I find myself forgetting I'm in Japan when I'm hanging out with Miron and his English-Speaking friends, drinking, chatting, trading The Office quotes, what-have-you. Then we all leave the dormitory and hop on a Subway headed for somewhere and all-of-a-sudden I'm surrounded by Japanese people. It's always shocking. I also can't get over that I'm speaking a foreign language when I converse in English. I always think of the people chattering away in Chinese on the El in Chicago and realize that I'm now that person.



So I went to Nara, Nara is one of the oldest cities in Japan. It was founded in 700 AD and is the home of the Great Buddha an enormous Bronze statue of the Buddha that boggles the mind as to how ancient people cast such a thing. It is housed in the biggest temple in Japan. Actually it might not be the biggest temple in Japan but I doubt I'll see a bigger one. Anyway, it's as big as all those old antiquitites that you can't believe how big they are are.

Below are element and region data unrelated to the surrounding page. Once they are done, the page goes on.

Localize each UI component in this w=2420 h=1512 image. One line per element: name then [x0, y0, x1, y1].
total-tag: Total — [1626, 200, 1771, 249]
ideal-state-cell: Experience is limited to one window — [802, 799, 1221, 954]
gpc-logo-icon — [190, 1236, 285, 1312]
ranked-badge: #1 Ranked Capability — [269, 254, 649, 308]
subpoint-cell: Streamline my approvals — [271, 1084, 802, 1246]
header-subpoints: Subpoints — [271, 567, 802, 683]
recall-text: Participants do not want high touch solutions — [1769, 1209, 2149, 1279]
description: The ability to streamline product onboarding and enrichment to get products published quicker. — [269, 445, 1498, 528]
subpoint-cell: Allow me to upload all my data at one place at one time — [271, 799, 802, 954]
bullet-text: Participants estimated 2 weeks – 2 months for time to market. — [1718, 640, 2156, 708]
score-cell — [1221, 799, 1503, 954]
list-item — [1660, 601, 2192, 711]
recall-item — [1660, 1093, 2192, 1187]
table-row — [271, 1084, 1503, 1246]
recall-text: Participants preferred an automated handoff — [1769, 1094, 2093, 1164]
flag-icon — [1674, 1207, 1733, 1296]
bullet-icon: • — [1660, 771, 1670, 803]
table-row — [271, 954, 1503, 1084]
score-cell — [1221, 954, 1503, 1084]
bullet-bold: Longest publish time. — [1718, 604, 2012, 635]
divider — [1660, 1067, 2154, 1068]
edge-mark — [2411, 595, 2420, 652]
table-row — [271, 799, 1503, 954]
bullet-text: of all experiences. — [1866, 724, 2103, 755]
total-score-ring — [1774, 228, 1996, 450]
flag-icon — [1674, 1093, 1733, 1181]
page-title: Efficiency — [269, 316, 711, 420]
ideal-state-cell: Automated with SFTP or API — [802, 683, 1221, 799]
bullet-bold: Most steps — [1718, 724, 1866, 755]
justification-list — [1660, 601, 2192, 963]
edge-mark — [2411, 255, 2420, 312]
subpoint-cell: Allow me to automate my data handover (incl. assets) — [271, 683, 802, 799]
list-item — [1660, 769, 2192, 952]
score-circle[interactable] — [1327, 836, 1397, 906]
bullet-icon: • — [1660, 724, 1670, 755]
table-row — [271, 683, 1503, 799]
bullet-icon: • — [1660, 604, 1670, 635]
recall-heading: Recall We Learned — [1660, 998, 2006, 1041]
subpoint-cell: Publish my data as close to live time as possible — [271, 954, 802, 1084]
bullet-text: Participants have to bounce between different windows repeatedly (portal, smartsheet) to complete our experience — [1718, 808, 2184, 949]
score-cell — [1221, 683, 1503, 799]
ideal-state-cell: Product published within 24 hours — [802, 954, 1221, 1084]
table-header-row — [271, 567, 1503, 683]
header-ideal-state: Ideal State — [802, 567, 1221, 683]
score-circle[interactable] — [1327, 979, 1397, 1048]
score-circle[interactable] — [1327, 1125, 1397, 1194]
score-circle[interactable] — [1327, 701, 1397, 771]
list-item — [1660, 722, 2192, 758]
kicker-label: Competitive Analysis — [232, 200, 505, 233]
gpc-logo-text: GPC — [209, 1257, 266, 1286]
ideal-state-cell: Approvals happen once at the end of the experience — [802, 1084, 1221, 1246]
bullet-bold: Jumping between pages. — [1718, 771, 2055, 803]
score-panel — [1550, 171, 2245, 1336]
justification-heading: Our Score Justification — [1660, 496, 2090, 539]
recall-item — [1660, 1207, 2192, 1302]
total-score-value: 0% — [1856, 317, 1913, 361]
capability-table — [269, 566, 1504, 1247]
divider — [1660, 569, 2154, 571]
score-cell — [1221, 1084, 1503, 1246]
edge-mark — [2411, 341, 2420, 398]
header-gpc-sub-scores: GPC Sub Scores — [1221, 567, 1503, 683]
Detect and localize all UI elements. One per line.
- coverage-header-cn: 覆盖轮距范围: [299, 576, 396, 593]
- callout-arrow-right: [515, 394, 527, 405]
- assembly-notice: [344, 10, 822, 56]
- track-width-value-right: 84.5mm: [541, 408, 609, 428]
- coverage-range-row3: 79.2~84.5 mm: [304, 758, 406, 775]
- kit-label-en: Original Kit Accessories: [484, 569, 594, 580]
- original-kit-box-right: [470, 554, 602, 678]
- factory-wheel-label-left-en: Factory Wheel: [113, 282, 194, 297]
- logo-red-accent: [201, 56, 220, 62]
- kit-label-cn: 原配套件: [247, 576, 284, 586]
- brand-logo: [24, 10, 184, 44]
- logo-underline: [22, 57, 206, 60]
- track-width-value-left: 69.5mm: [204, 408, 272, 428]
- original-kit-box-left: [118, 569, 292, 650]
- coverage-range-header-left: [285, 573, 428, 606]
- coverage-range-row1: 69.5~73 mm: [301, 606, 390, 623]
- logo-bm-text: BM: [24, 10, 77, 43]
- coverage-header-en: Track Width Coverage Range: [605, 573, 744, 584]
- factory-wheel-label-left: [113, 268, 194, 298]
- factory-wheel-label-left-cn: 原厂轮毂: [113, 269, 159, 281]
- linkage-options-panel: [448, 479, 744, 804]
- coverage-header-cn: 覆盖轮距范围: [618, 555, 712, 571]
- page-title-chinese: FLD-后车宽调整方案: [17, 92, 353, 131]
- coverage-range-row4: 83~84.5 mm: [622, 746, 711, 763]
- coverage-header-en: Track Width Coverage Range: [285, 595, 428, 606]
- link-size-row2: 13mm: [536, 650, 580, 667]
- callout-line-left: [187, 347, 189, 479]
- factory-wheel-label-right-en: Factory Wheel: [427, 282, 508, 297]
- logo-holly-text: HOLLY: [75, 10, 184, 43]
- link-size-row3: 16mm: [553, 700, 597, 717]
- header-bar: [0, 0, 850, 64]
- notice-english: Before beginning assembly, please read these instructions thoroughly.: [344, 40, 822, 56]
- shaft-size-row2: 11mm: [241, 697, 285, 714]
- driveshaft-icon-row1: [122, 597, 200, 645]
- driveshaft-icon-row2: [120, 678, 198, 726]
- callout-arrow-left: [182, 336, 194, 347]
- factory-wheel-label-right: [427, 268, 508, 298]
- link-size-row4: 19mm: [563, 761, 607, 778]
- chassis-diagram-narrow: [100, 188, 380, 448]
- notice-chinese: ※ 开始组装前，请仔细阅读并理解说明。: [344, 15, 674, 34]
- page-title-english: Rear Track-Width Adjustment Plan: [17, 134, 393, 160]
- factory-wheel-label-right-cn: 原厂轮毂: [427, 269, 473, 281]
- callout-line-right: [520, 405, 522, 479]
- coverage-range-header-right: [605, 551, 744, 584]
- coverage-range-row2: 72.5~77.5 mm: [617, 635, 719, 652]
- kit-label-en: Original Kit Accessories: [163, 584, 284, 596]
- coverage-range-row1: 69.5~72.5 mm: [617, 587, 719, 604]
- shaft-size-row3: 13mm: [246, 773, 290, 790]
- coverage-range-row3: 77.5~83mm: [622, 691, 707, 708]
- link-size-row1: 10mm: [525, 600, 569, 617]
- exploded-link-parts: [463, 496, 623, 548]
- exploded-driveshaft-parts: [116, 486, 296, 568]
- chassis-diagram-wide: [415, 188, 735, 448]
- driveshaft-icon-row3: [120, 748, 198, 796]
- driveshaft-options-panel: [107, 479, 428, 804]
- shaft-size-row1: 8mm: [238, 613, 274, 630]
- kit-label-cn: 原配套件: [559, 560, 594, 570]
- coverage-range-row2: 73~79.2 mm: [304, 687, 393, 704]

The only other foreign country I've been to is Scotland (not all that foreign, in that they speak english and drink a lot). One thing I love about going to foreign countries is pocket change, since all other countries have coins for the dollar and even a five dollar coin here, your pocket always gets filled up with change in foreign country. We should do away with the dollar and go to the dollar coin in American. Oh, I know, we "have" the dollar coin, but we don't. The problem is the Dollar coin is being used as a liberal propaganda platform with an Indian or a Women's Suffrage Leader on the coin. That's bullshit, nobody's going to buy into that. Tell you what, put Reagan on the Dollar coin and see how quickly congress makes that and the elimination of the dollar bill happen. The Republicans haven't gotten their way in a month, give it to them. I love the veneration of Reagan (the Lenin of the Conservative Revolution) by the Republicans, but also the hesitancy of those same Republicans to state in any way that W (the Stalin of the Conservative Revolution) is the heir to that legacy. Because he sucks and they know it. Feels like America's living under a Czar, Bush II, Henry V, Reagan III.



Oops, talking about Bush from a country with an Emperor, that's my cue, I'm going to go get coffee in a metal can from a machine and cigarettes from a machine and go to Universal Studios Japan so I can go on a lot of non-subtititled video event rides.